Author loveydovey82 Posted November 5, 2007 Author Posted November 5, 2007 I don't mean to be harsh, but it sounds like you knew what you were getting in to. You say that you are the one who usually does the using, so it sounds like you are used to one-night stands and perhaps saying things that you don't mean (like, "Yeah, I'd like to go out with you again.") It's definitely great to vent and get your hurt out, but given what you've described as your behavior and his, this scenario isn't surprising. Hopefully you'll learn from this and be a better person for it. That's how we grow as people. It isn't harsh, but I honestly didn't know that I was going to become a home-wrecker. That is what hurts me so badly. I can get over a guy anytime. One night stands are not something that I do on a regular basis, but I do understand that sometimes people use each other. I have done this to guys before. I have never said anything I didn't mean to someone. I don't lead guys on to believe things that are false. I have learned from this situation. I'm going to become asexual. Were you raised by your parents or someone else? Did anyone ever hurt you as a child?
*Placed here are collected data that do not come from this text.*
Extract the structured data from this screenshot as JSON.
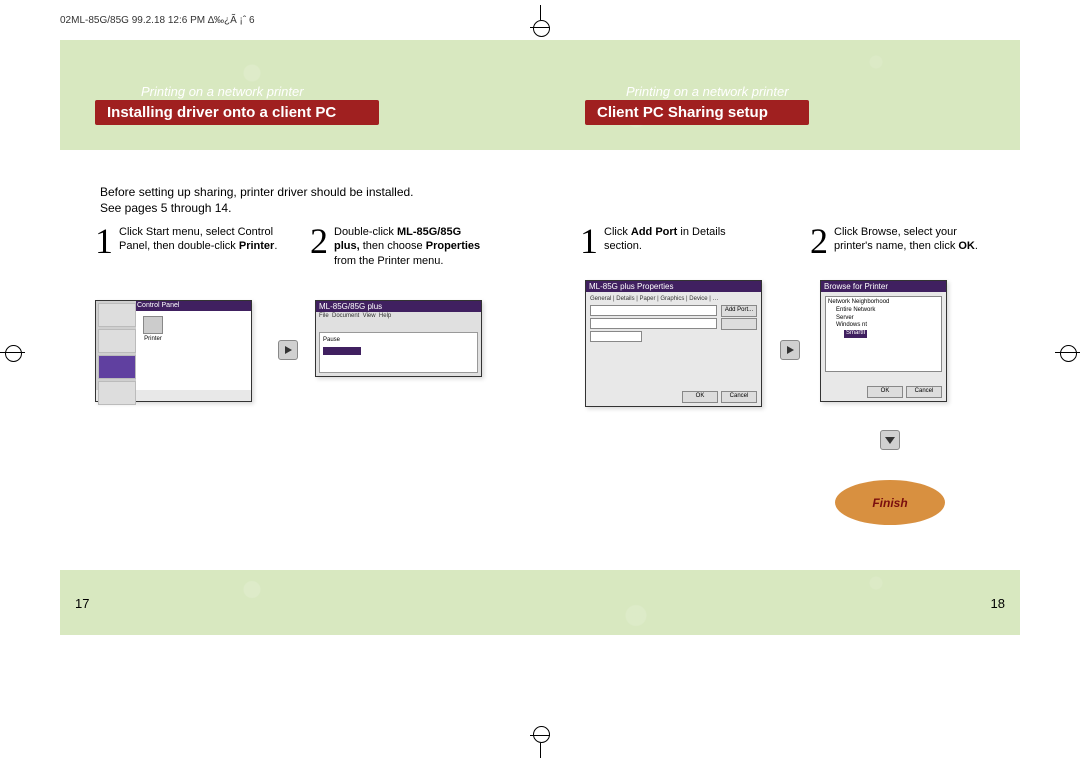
{
  "header": "02ML-85G/85G  99.2.18 12:6 PM  ∆‰¿Ã ¡ˆ 6",
  "left": {
    "caption": "Printing on a network printer",
    "title": "Installing driver onto a client PC",
    "intro1": "Before setting up sharing, printer driver should be installed.",
    "intro2": "See pages 5 through 14.",
    "step1_num": "1",
    "step1_a": "Click Start menu, select Control",
    "step1_b": "Panel, then double-click ",
    "step1_c": "Printer",
    "step1_d": ".",
    "step2_num": "2",
    "step2_a": "Double-click ",
    "step2_b": "ML-85G/85G",
    "step2_c": "plus,",
    "step2_d": " then choose ",
    "step2_e": "Properties",
    "step2_f": "from the Printer menu.",
    "sc_a_title": "Control Panel",
    "sc_a_printer": "Printer",
    "sc_b_title": "ML-85G/85G plus"
  },
  "right": {
    "caption": "Printing on a network printer",
    "title": "Client PC Sharing setup",
    "step1_num": "1",
    "step1_a": "Click ",
    "step1_b": "Add Port",
    "step1_c": " in Details",
    "step1_d": "section.",
    "step2_num": "2",
    "step2_a": "Click Browse, select your",
    "step2_b": "printer's name, then click ",
    "step2_c": "OK",
    "step2_d": ".",
    "sc_c_title": "ML-85G plus Properties",
    "sc_c_addport": "Add Port...",
    "sc_c_ok": "OK",
    "sc_c_cancel": "Cancel",
    "sc_d_title": "Browse for Printer",
    "sc_d_node1": "Network Neighborhood",
    "sc_d_node2": "Entire Network",
    "sc_d_node3": "Server",
    "sc_d_node4": "Windows nt",
    "sc_d_sel": "SmartII",
    "sc_d_ok": "OK",
    "sc_d_cancel": "Cancel"
  },
  "finish": "Finish",
  "page_left": "17",
  "page_right": "18"
}
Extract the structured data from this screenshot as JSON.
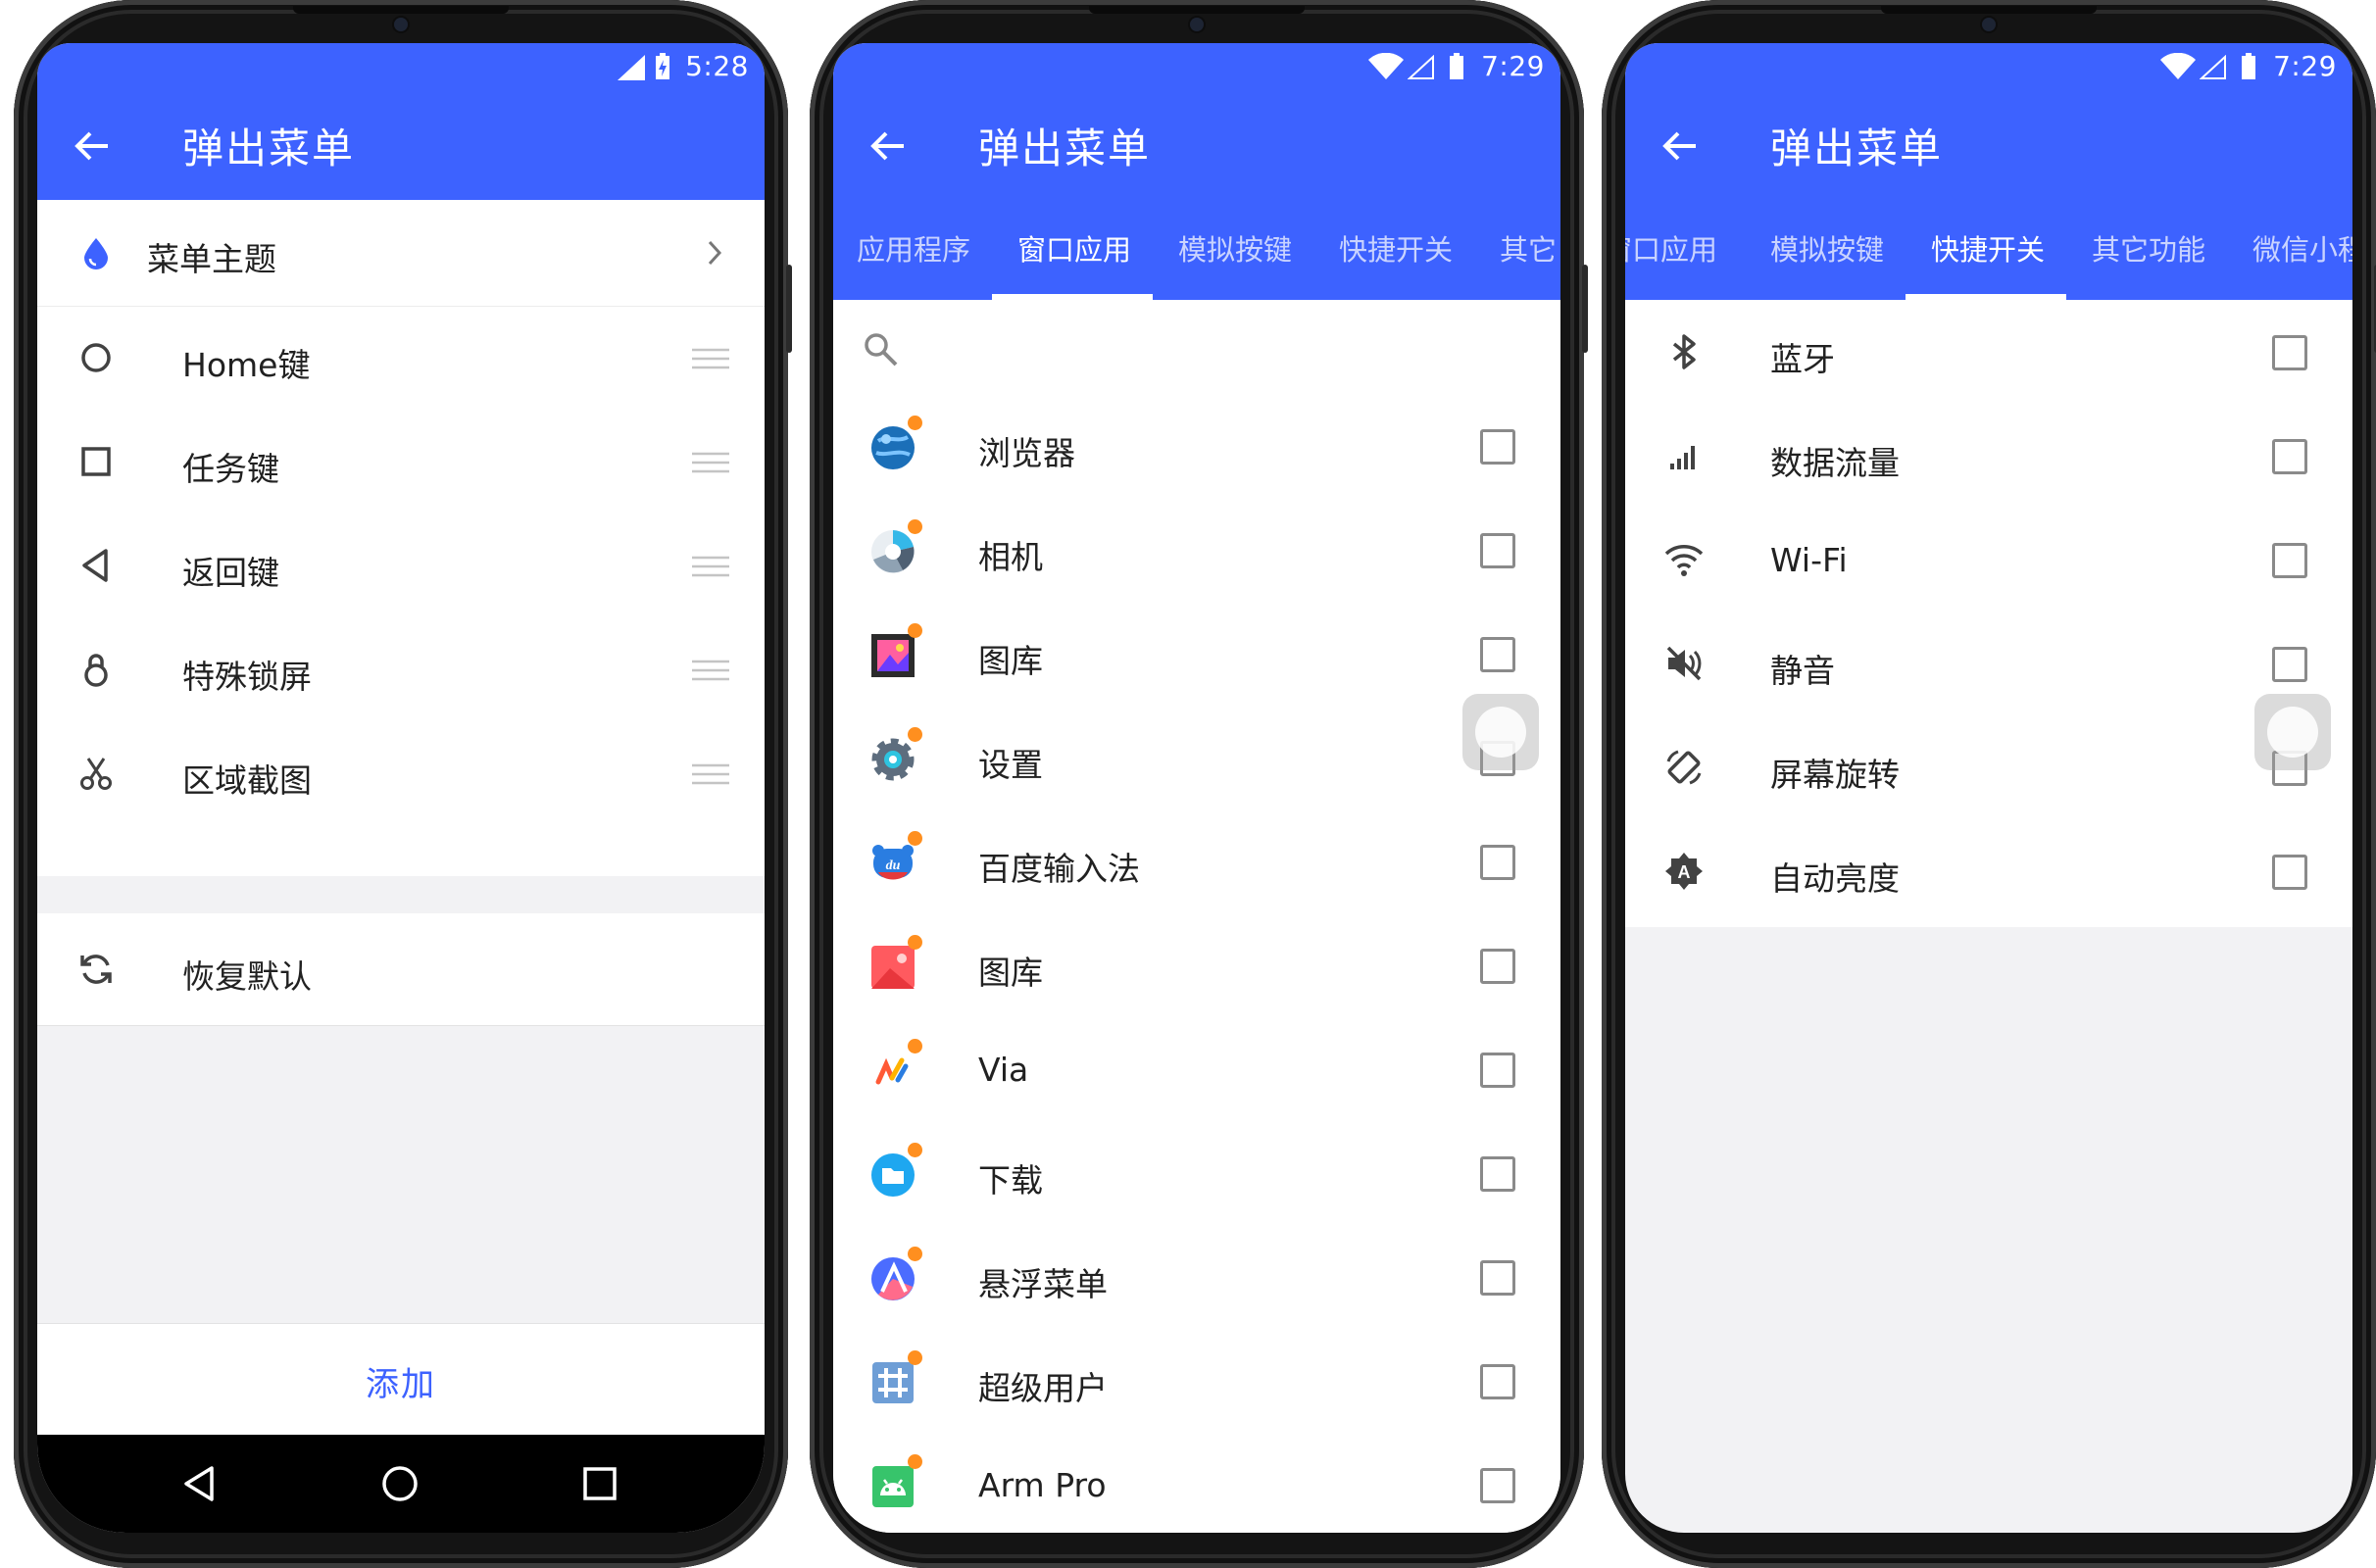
{
  "colors": {
    "primary": "#3d62ff",
    "accent_dot": "#ff8f1f",
    "text": "#212121",
    "icon": "#424242"
  },
  "phone1": {
    "status_time": "5:28",
    "title": "弹出菜单",
    "theme_row": "菜单主题",
    "items": [
      {
        "label": "Home键",
        "icon": "circle-icon"
      },
      {
        "label": "任务键",
        "icon": "square-icon"
      },
      {
        "label": "返回键",
        "icon": "triangle-back-icon"
      },
      {
        "label": "特殊锁屏",
        "icon": "lock-icon"
      },
      {
        "label": "区域截图",
        "icon": "scissors-icon"
      }
    ],
    "restore": "恢复默认",
    "add": "添加"
  },
  "phone2": {
    "status_time": "7:29",
    "title": "弹出菜单",
    "tabs": [
      "应用程序",
      "窗口应用",
      "模拟按键",
      "快捷开关",
      "其它"
    ],
    "active_tab": 1,
    "apps": [
      {
        "label": "浏览器",
        "icon": "globe-icon"
      },
      {
        "label": "相机",
        "icon": "camera-icon"
      },
      {
        "label": "图库",
        "icon": "gallery-icon"
      },
      {
        "label": "设置",
        "icon": "settings-gear-icon"
      },
      {
        "label": "百度输入法",
        "icon": "baidu-input-icon"
      },
      {
        "label": "图库",
        "icon": "gallery-red-icon"
      },
      {
        "label": "Via",
        "icon": "via-icon"
      },
      {
        "label": "下载",
        "icon": "download-folder-icon"
      },
      {
        "label": "悬浮菜单",
        "icon": "float-menu-icon"
      },
      {
        "label": "超级用户",
        "icon": "superuser-icon"
      },
      {
        "label": "Arm Pro",
        "icon": "android-icon"
      }
    ]
  },
  "phone3": {
    "status_time": "7:29",
    "title": "弹出菜单",
    "tabs": [
      "窗口应用",
      "模拟按键",
      "快捷开关",
      "其它功能",
      "微信小程"
    ],
    "active_tab": 2,
    "switches": [
      {
        "label": "蓝牙",
        "icon": "bluetooth-icon"
      },
      {
        "label": "数据流量",
        "icon": "signal-bars-icon"
      },
      {
        "label": "Wi-Fi",
        "icon": "wifi-icon"
      },
      {
        "label": "静音",
        "icon": "mute-icon"
      },
      {
        "label": "屏幕旋转",
        "icon": "rotate-icon"
      },
      {
        "label": "自动亮度",
        "icon": "auto-brightness-icon"
      }
    ]
  }
}
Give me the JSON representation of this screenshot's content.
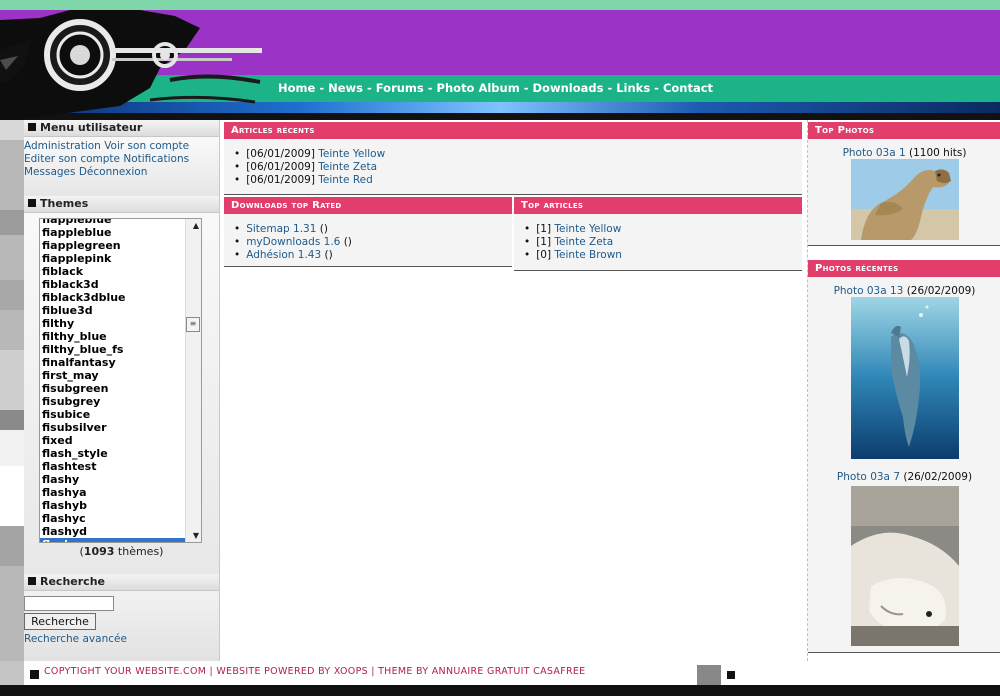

Stuff like that, even though it probably seems 'normal' to you and "no big deal," actually can affect you in life, as much as you try to leave it behind. I have a great family. My parents have been married for 43 years. I have never been hurt by anyone as a child. I just happen to not believe that marriage is for me. One day I think that maybe I might change my mind. I do get lonely sometimes, but I also enjoy being alone. I also think that sometimes it would be nice to have a steady bf, but I have yet to find a guy that I really want to be monogamous with.